Pour ceux qui ne consomment pas de rap,  il est tout de même possible de retrouver son travail dans d’autres domaines que des clips. Il a ainsi collaboré avec le Paris St-Germain pour le projet Passion Inside, où l’on retrouve de courtes vidéos de supporters du PSG. C’est également le réalisateur de la vidéo d’annonce des Zéniths de Bekar, son dernier projet et peut-être celui dont il est le plus fier: Je trouve que c’était cool de faire un truc différent d’un clip, pouvoir raconter une histoire, c’est un premier pas vers quelque chose de narratif”.
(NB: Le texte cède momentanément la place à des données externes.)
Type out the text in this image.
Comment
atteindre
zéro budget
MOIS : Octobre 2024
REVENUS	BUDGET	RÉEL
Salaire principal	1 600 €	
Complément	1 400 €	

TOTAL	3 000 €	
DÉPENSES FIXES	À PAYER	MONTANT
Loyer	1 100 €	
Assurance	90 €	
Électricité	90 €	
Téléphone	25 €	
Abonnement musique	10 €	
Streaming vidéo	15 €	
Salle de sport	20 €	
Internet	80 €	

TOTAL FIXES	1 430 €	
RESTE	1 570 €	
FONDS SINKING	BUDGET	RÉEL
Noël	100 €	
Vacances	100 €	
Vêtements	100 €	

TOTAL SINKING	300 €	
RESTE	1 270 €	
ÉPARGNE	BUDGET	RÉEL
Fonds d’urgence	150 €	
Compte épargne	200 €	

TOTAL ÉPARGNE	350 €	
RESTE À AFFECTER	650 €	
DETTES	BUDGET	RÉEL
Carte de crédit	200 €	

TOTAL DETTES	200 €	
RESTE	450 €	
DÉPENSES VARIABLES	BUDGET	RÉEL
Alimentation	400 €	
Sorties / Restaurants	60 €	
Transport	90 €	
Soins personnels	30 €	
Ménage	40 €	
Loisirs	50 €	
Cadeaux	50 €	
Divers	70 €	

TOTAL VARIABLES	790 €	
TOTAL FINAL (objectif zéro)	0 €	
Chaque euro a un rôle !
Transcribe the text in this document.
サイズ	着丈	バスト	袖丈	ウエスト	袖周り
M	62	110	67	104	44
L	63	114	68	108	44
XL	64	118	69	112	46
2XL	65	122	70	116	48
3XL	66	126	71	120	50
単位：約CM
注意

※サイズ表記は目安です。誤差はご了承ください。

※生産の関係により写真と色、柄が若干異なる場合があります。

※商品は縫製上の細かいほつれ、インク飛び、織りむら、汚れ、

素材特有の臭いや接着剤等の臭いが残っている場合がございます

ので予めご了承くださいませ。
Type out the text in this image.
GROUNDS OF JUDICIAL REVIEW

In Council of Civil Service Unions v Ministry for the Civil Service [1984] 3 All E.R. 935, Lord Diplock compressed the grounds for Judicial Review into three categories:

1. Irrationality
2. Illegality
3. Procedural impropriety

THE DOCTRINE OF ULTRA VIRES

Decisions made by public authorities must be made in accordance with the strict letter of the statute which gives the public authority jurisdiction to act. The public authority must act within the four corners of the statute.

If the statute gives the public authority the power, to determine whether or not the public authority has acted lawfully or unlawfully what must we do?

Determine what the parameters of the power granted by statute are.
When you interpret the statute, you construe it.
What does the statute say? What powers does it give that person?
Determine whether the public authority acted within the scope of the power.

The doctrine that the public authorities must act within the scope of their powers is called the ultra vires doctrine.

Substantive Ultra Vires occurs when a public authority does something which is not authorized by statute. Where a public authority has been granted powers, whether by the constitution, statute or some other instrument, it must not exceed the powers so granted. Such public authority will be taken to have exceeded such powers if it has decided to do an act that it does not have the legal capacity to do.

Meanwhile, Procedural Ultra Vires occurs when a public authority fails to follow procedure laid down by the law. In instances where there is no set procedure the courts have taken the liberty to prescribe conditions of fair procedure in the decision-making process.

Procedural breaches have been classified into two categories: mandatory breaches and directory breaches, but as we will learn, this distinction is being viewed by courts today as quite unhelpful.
Mais alors dans quelle direction s’oriente la carrière du jeune réalisateur ? Il ne semble pas réellement savoir mais des réflexions émergent déjà : “Pour l’instant, j’estime plus mon travail comme de l’expérimentation visuelle. Je commence à sentir que, ça y est, je sais ce que j’aime comme image. Quand je serai enfin convaincu de l’esthétique précise que j’ai envie de développer, alors je me poserai la question de savoir ce que je veux raconter. Pour l’instant je le fais, mais des petites miettes par-ci par-là.”